MFKH 2022 headline

Monday, June 9 / 8:00 p.m. / “Church of Our Lady Na Náměti”

 

RENDEZVOUS vs. SHOSTAKOVIC

Jan Kučera: Birth

Alan Shulman: Rendezvous for Clarinet and Strings

Alexej Aslamas: Rain Again

Petr Wajsar: Kukačky

Django Reinhardt: Douce Ambiance

Ensemble Mugurel: Cimpoisaca

Irvin Venyš clarinet, Epoque Quartet

Interval

Dmitrij Šostakovič: Koncert pro klavír, trubku a smyčce č. 1 c moll, op.35

Terezie Fialová – klavír, Lubomír Kovařík – trubka, Tomáš Vybíral – kontrabas, Epoque Quartet

About programme

Last year, the thoroughly original Epoque Quartet was marking twenty-five years on the music scene. A multi-genre ensemble straddling the borderlines of classical, jazz, pop, contemporary forms, gypsy music and all types of crossover idioms, has markedly expanded the scope of the category of “string quartet”.

Birth is a composition by a similarly multitalented musician, pianist, composer, arranger and conductor (plus also a painter), Jan Kučera. It was originally part of incidental music for a production named The 13th Month, staged by the dance ensemble Spitfire Company. The music of Birth evolves along a minimalist, pulsating rhythmic line, with the occasional momentaneous intrusion of a simple, drawn melodic line.

The American cellist, arranger and composer, Alan Shulman, used to play in the NBC Symphony Orchestra in the era of Arturo Toscanini, as a founding member of the Stuyvesant String Quartet performed US premieres of various masterpieces of 20th-century music, and made a name for himself as an arranger in tv and radio music productions. His own compositions are influenced by jazz as well as by Jewish music. The Rendezvous for Clarinet and Strings was written for the legendary clarinettist of the swing era, Benny Goodman.

Alexey Aslamas is likewise a musician steeped equally well in classical and jazz music.

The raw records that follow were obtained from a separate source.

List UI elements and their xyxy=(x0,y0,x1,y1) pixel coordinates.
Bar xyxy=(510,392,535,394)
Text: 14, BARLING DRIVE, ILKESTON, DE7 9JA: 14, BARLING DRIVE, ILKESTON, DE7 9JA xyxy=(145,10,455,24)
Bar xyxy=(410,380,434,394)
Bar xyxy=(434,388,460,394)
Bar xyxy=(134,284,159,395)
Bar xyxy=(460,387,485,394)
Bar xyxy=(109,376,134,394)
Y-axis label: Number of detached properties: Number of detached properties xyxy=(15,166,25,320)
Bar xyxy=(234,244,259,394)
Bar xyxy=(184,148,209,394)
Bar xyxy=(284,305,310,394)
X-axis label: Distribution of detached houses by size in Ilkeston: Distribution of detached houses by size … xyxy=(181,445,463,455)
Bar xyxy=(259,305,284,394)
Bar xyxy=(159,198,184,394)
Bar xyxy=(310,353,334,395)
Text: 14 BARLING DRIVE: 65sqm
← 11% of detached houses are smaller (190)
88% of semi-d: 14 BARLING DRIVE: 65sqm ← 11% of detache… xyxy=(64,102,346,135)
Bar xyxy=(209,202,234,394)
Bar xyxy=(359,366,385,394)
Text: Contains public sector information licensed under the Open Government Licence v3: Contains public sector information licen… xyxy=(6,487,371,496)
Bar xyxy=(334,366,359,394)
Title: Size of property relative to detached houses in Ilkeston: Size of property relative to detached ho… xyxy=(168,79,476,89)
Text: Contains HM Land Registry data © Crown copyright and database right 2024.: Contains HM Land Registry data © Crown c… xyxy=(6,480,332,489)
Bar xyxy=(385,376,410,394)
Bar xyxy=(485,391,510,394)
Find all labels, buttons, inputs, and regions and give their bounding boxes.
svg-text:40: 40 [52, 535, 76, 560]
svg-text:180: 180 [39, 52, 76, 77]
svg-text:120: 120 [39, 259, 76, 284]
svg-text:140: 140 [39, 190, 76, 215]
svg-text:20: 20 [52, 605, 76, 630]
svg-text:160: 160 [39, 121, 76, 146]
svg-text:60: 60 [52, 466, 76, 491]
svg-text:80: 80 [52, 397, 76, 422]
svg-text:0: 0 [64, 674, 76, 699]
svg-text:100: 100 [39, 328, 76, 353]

He is a sought-after arranger working with various pop vocalists, and writes his own music. The charmingly sentimental ballad, Rain Again, is one of his pieces written for Irvin Venyš and Epoque Quartet.

Kukačky, by the contemporary composer of both classical and pop music, Petr Wajsar, is a jazz-style improvisation focused on a theme reminiscent of the Lachrimosa part from Mozart’s Requiem. In terms of style on the other hand, it bears a good deal of affinity with the time-tested standard, Douce Ambience, by the French protagonist of “gypsy jazz”, guitarist Django Reinhardt.

In its turn, Cimpoiasca is a fast Moldavian traditional dance. Miroslav Kolacia initially arranged it for clarinet and cymbalom band, and later produced a new version for string quartet.

The instrumental combination of Dmitri Shostakovich’s Concerto for Piano, Trumpet and Strings, from 1933, is fairly unorthodox. The composer’s original intention was to write a concerto for solo trumpet, but as work on it progressed he reconsidered and the resulting score assigns to each solo instrument an equal share. The virtuoso piano part evokes the fact that long before becoming a noted symphonist, Shostakovich would occasionally stand in as a silent film live piano accompanist.